Junior college - even there he spent a year academically ineligible, desperately making up course work - "made me who I was. I appreciated the experience, because of what it did to me," Strong said.

By the time Strong got to Arizona State, Sun Devils wide-receivers coach DelVaughn Alexander saw a "softspoken guy" - an attribute Strong feels he shared with his father - who was "a true competitor," who easily grasped concepts. "I just love his poise on game day," Alexander said.

Back in Philly, Fluck was amazed at how much bigger and stronger the Arizona State Strong was than the kid he'd sent off to junior college, the one he felt brought to mind the phrase "untapped potential."

"He's a kid who's going to work to get better," said Fluck, who has remained in regular contact with Strong during the draft process. "He's really become a student of the game."

Strong is something of a polarizing prospect, in a draft that features more than a few of those.

In an echo of his father, who was a strong rebounder, Strong has powerful hands and is excellent at bringing down contested balls, utilizing the 42-inch vertical leap that placed second among wide receivers at the NFL Scouting Combine. But scouts say he lacks the speed to separate - when he ran a 4.44 40 at the combine, some observers said that was faster than Strong played - and his route-running skills are considered crude, perhaps because he only had 2 years at Arizona State.

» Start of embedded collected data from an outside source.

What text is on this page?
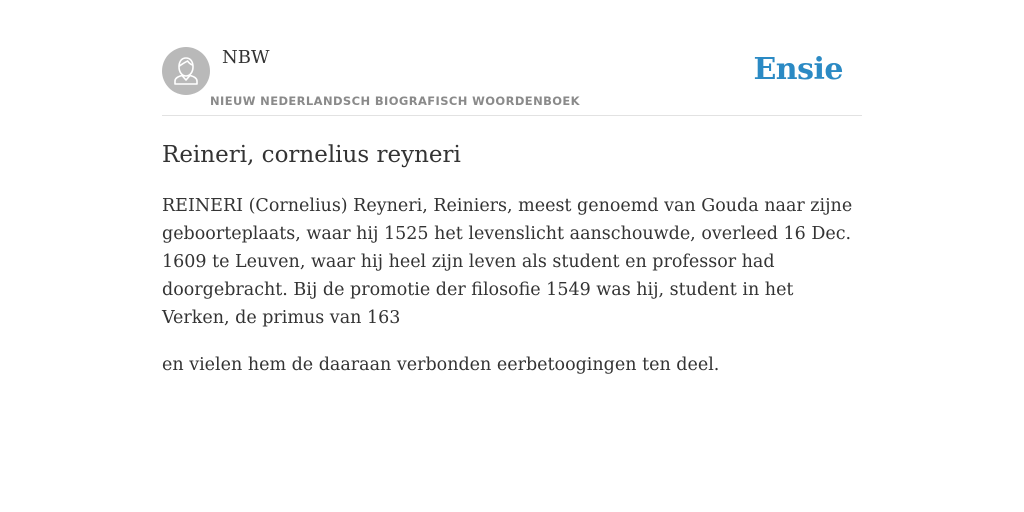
NBW
NIEUW NEDERLANDSCH BIOGRAFISCH WOORDENBOEK
Ensie
Reineri, cornelius reyneri

REINERI (Cornelius) Reyneri, Reiniers, meest genoemd van Gouda naar zijne geboorteplaats, waar hij 1525 het levenslicht aanschouwde, overleed 16 Dec. 1609 te Leuven, waar hij heel zijn leven als student en professor had doorgebracht. Bij de promotie der filosofie 1549 was hij, student in het Verken, de primus van 163

en vielen hem de daaraan verbonden eerbetoogingen ten deel.
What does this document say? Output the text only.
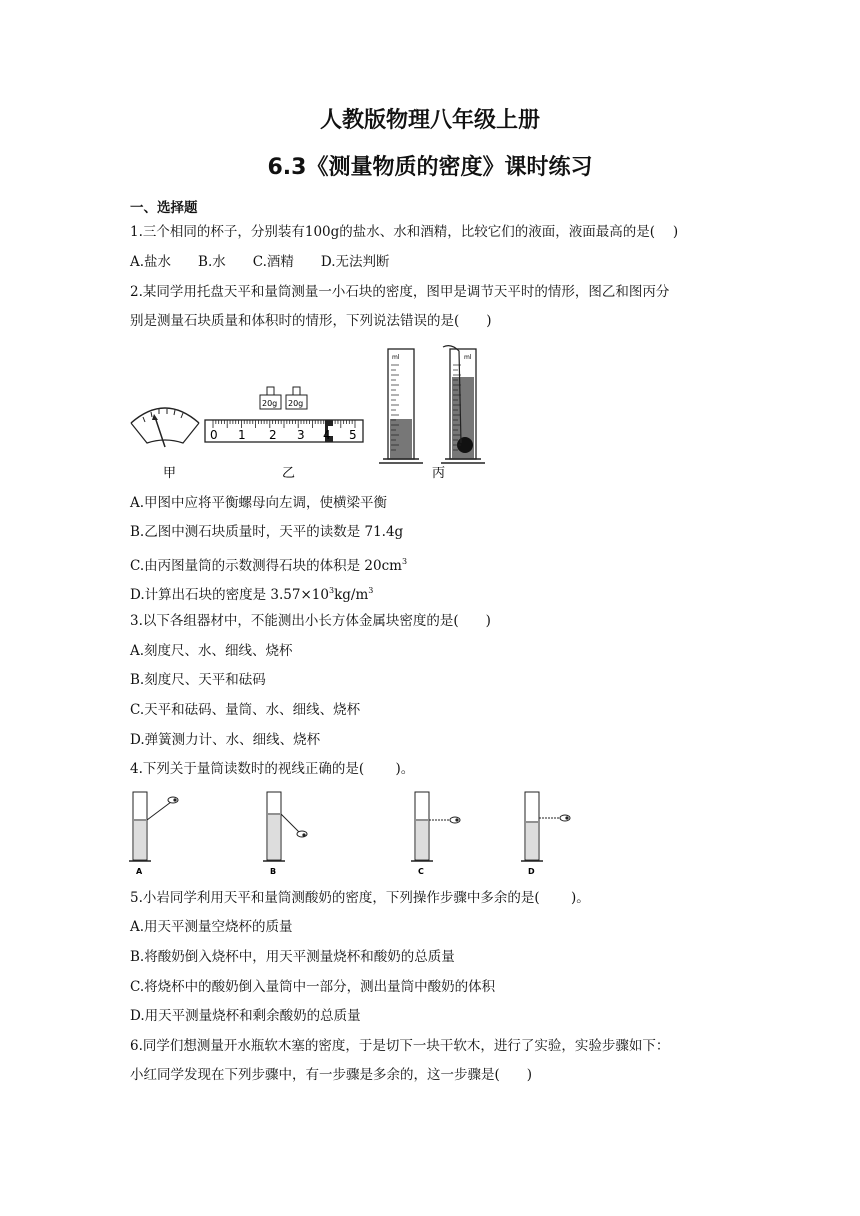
人教版物理八年级上册
6.3《测量物质的密度》课时练习
一、选择题
1.三个相同的杯子，分别装有100g的盐水、水和酒精，比较它们的液面，液面最高的是(　 )
A.盐水　　B.水　　C.酒精　　D.无法判断
2.某同学用托盘天平和量筒测量一小石块的密度，图甲是调节天平时的情形，图乙和图丙分
别是测量石块质量和体积时的情形，下列说法错误的是(　　)
甲
20g 20g
0 1 2 3 4 5
乙
ml	ml
丙
A.甲图中应将平衡螺母向左调，使横梁平衡
B.乙图中测石块质量时，天平的读数是 71.4g
C.由丙图量筒的示数测得石块的体积是 $20cm^3$
D.计算出石块的密度是 $3.57\times 10^3kg/m^3$
3.以下各组器材中，不能测出小长方体金属块密度的是(　　)
A.刻度尺、水、细线、烧杯
B.刻度尺、天平和砝码
C.天平和砝码、量筒、水、细线、烧杯
D.弹簧测力计、水、细线、烧杯
4.下列关于量筒读数时的视线正确的是(　　 )。
A	B	C	D
5.小岩同学利用天平和量筒测酸奶的密度，下列操作步骤中多余的是(　　 )。
A.用天平测量空烧杯的质量
B.将酸奶倒入烧杯中，用天平测量烧杯和酸奶的总质量
C.将烧杯中的酸奶倒入量筒中一部分，测出量筒中酸奶的体积
D.用天平测量烧杯和剩余酸奶的总质量
6.同学们想测量开水瓶软木塞的密度，于是切下一块干软木，进行了实验，实验步骤如下：
小红同学发现在下列步骤中，有一步骤是多余的，这一步骤是(　　)
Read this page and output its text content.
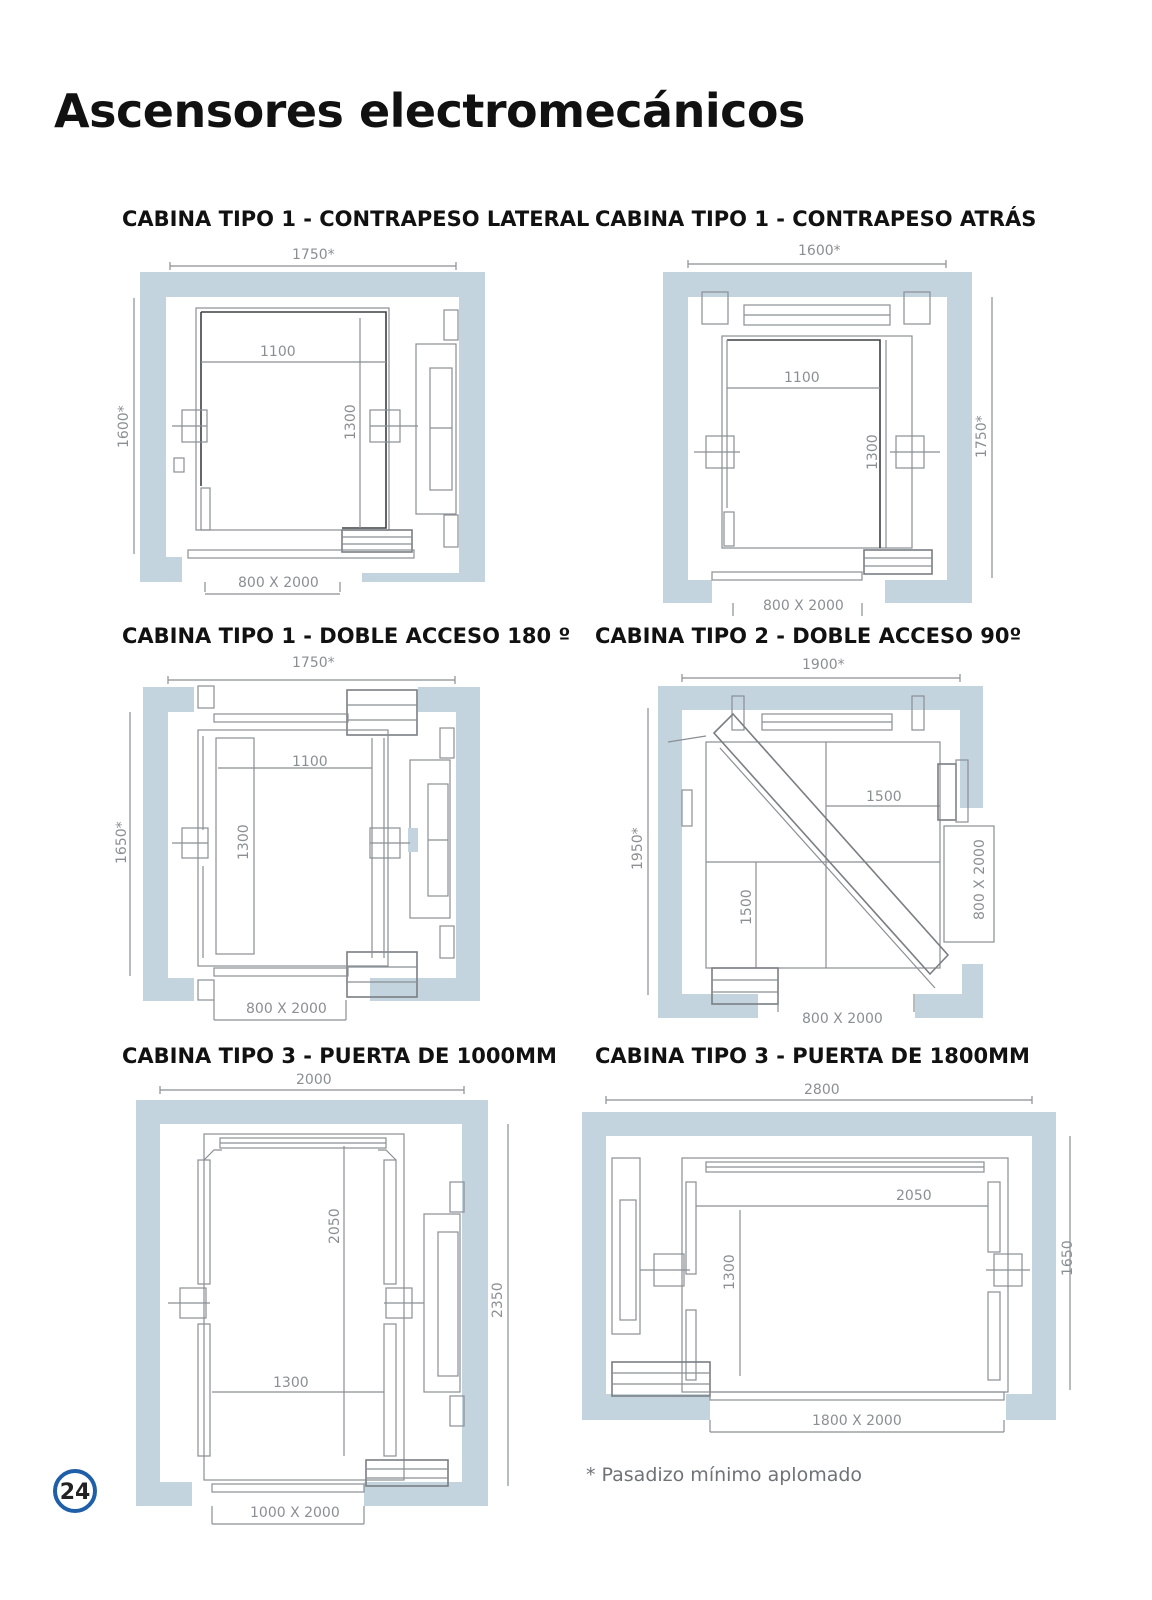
Ascensores electromecánicos
CABINA TIPO 1 - CONTRAPESO LATERAL CABINA TIPO 1 - CONTRAPESO ATRÁS
CABINA TIPO 1 - DOBLE ACCESO 180 º CABINA TIPO 2 - DOBLE ACCESO 90º
CABINA TIPO 3 - PUERTA DE 1000MM CABINA TIPO 3 - PUERTA DE 1800MM
1750*
1600*
800 X 2000
1100
1300
1600*
1750*
800 X 2000
1100
1300
1750*
1650*
1100
1300
800 X 2000
1900*
1950*
1500
1500	800 X 2000
800 X 2000
2000
2350
2050
1300
1000 X 2000
2800
1650
2050
1300
1800 X 2000
24
* Pasadizo mínimo aplomado
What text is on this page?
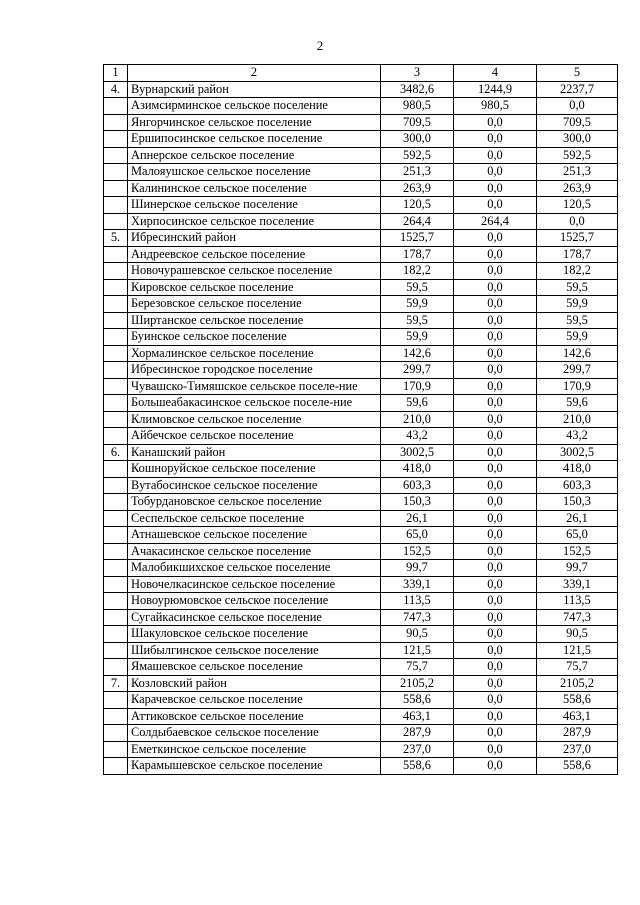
2
1	2	3	4	5
4.	Вурнарский район	3482,6	1244,9	2237,7
	Азимсирминское сельское поселение	980,5	980,5	0,0
	Янгорчинское сельское поселение	709,5	0,0	709,5
	Ершипосинское сельское поселение	300,0	0,0	300,0
	Апнерское сельское поселение	592,5	0,0	592,5
	Малояушское сельское поселение	251,3	0,0	251,3
	Калининское сельское поселение	263,9	0,0	263,9
	Шинерское сельское поселение	120,5	0,0	120,5
	Хирпосинское сельское поселение	264,4	264,4	0,0
5.	Ибресинский район	1525,7	0,0	1525,7
	Андреевское сельское поселение	178,7	0,0	178,7
	Новочурашевское сельское поселение	182,2	0,0	182,2
	Кировское сельское поселение	59,5	0,0	59,5
	Березовское сельское поселение	59,9	0,0	59,9
	Ширтанское сельское поселение	59,5	0,0	59,5
	Буинское сельское поселение	59,9	0,0	59,9
	Хормалинское сельское поселение	142,6	0,0	142,6
	Ибресинское городское поселение	299,7	0,0	299,7
	Чувашско-Тимяшское сельское поселе-ние	170,9	0,0	170,9
	Большеабакасинское сельское поселе-ние	59,6	0,0	59,6
	Климовское сельское поселение	210,0	0,0	210,0
	Айбечское сельское поселение	43,2	0,0	43,2
6.	Канашский район	3002,5	0,0	3002,5
	Кошноруйское сельское поселение	418,0	0,0	418,0
	Вутабосинское сельское поселение	603,3	0,0	603,3
	Тобурдановское сельское поселение	150,3	0,0	150,3
	Сеспельское сельское поселение	26,1	0,0	26,1
	Атнашевское сельское поселение	65,0	0,0	65,0
	Ачакасинское сельское поселение	152,5	0,0	152,5
	Малобикшихское сельское поселение	99,7	0,0	99,7
	Новочелкасинское сельское поселение	339,1	0,0	339,1
	Новоурюмовское сельское поселение	113,5	0,0	113,5
	Сугайкасинское сельское поселение	747,3	0,0	747,3
	Шакуловское сельское поселение	90,5	0,0	90,5
	Шибылгинское сельское поселение	121,5	0,0	121,5
	Ямашевское сельское поселение	75,7	0,0	75,7
7.	Козловский район	2105,2	0,0	2105,2
	Карачевское сельское поселение	558,6	0,0	558,6
	Аттиковское сельское поселение	463,1	0,0	463,1
	Солдыбаевское сельское поселение	287,9	0,0	287,9
	Еметкинское сельское поселение	237,0	0,0	237,0
	Карамышевское сельское поселение	558,6	0,0	558,6
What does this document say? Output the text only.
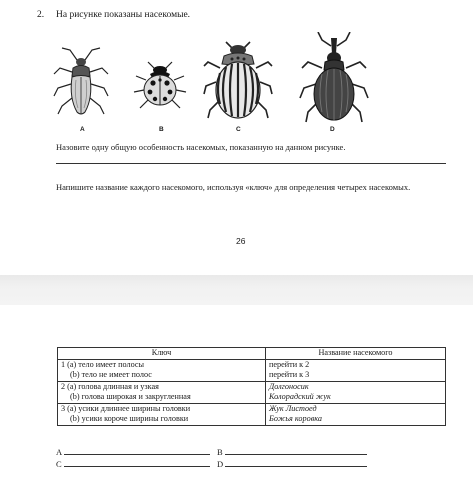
2. На рисунке показаны насекомые.
A	B	C	D
Назовите одну общую особенность насекомых, показанную на данном рисунке.
Напишите название каждого насекомого, используя «ключ» для определения четырех насекомых.
26
Ключ	Название насекомого
1 (a) тело имеет полосы	перейти к 2
(b) тело не имеет полос	перейти к 3
2 (a) голова длинная и узкая	Долгоносик
(b) голова широкая и закругленная	Колорадский жук
3 (a) усики длиннее ширины головки	Жук Листоед
(b) усики короче ширины головки	Божья коровка
A	B
C	D
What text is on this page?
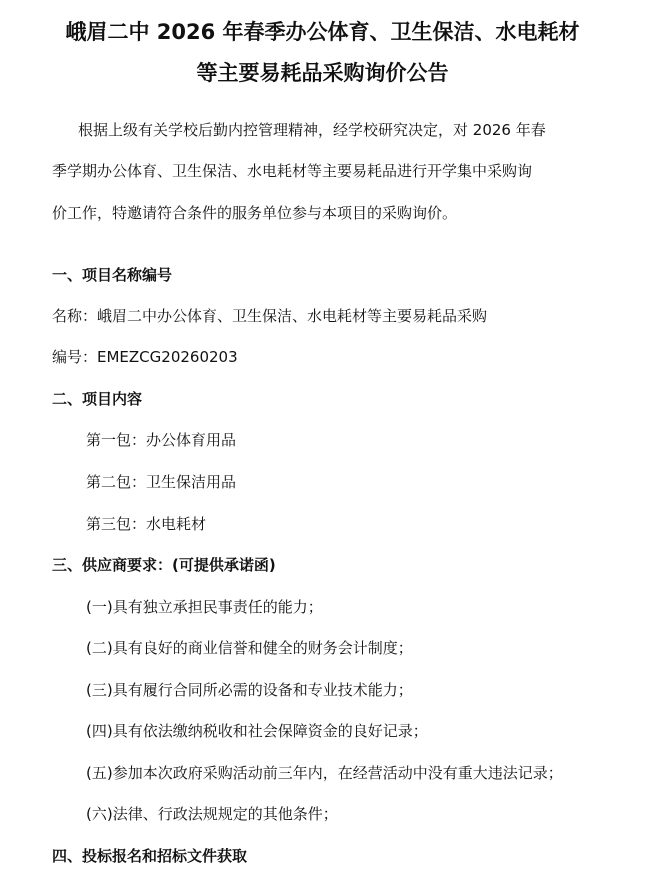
峨眉二中 2026 年春季办公体育、卫生保洁、水电耗材
等主要易耗品采购询价公告

根据上级有关学校后勤内控管理精神，经学校研究决定，对 2026 年春

季学期办公体育、卫生保洁、水电耗材等主要易耗品进行开学集中采购询

价工作，特邀请符合条件的服务单位参与本项目的采购询价。

一、项目名称编号

名称：峨眉二中办公体育、卫生保洁、水电耗材等主要易耗品采购

编号：EMEZCG20260203

二、项目内容

第一包：办公体育用品

第二包：卫生保洁用品

第三包：水电耗材

三、供应商要求：(可提供承诺函)

(一)具有独立承担民事责任的能力；

(二)具有良好的商业信誉和健全的财务会计制度；

(三)具有履行合同所必需的设备和专业技术能力；

(四)具有依法缴纳税收和社会保障资金的良好记录；

(五)参加本次政府采购活动前三年内，在经营活动中没有重大违法记录；

(六)法律、行政法规规定的其他条件；

四、投标报名和招标文件获取
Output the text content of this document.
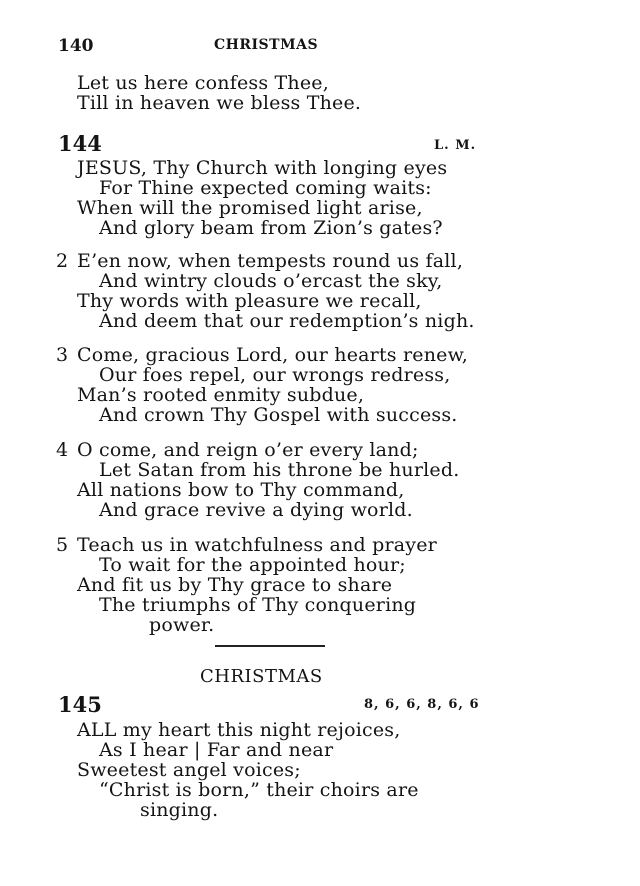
140	CHRISTMAS
Let us here confess Thee,
Till in heaven we bless Thee.
144	L. M.
JESUS, Thy Church with longing eyes
For Thine expected coming waits:
When will the promised light arise,
And glory beam from Zion’s gates?
2 E’en now, when tempests round us fall,
And wintry clouds o’ercast the sky,
Thy words with pleasure we recall,
And deem that our redemption’s nigh.
3 Come, gracious Lord, our hearts renew,
Our foes repel, our wrongs redress,
Man’s rooted enmity subdue,
And crown Thy Gospel with success.
4 O come, and reign o’er every land;
Let Satan from his throne be hurled.
All nations bow to Thy command,
And grace revive a dying world.
5 Teach us in watchfulness and prayer
To wait for the appointed hour;
And fit us by Thy grace to share
The triumphs of Thy conquering
power.
CHRISTMAS
145	8, 6, 6, 8, 6, 6
ALL my heart this night rejoices,
As I hear | Far and near
Sweetest angel voices;
“Christ is born,” their choirs are
singing.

A wrist fracture suffered Nov. 1 has been of interest to teams - one report claimed he would eventually need surgery - but Strong said his wrist is fine and he will be able to take part in spring work for whichever team drafts him.

Jayson Braddock, a Houston-based radio personality and draft analyst, yesterday listed Strong atop his list of overrated prospects. Mike Mayock, the NFL Network's top draft analyst, has compared Strong to Cardinals star Larry Fitzgerald. Alexander compared him to the wideout Alexander once backed up at USC, Keyshawn Johnson, though Alexander hastened to add that Strong "is a lot more softspoken. But his intentions are the same; he wants to go out and dominate a game."

Alexander said he thinks the rough spots will eventually get buffed out of Strong's game.

"He was only here three semesters - two training camps and one offseason," Alexander said. "With the transition [from junior college] you've got to get him acclimated on campus, in the classroom, the weight room; there's so many things you have to get him focused on. But [route-running, getting in and out of breaks] is something we've talked about a lot, and I know is his focus, that he's really got to improve on."

When he hasn't been taking visits to eight NFL teams, Strong said his predraft focus has been on "attention to detail - being more of a technician on the field."

Asked about his visit with the Eagles, Strong said: "Chip Kelly's a great guy. They're serious - they want to win a championship. I see that all throughout the building, in the way they go about things. They're definitely a championship-caliber team."

Of course, he'd like to play in his hometown, though Strong acknowledges that because of a childhood love of Deion Sanders, he grew up a Cowboys fan.

Despite that cultural glitch, Strong proudly proclaims Philadelphia as part of his makeup, maybe part of what he feels he inherited from his father.

"You come from Philly, you just got dog in you, you know what I mean?" he said. "There's just that hunger . . . I feel like I'm getting ready to set the country on fire."

Chitwood hasn't seen Strong play, but he wouldn't doubt that.

"If he's got his father's heart, he's going to be a success, no matter where he goes," Chitwood said. "Because his father didn't know what it was to lose or give up."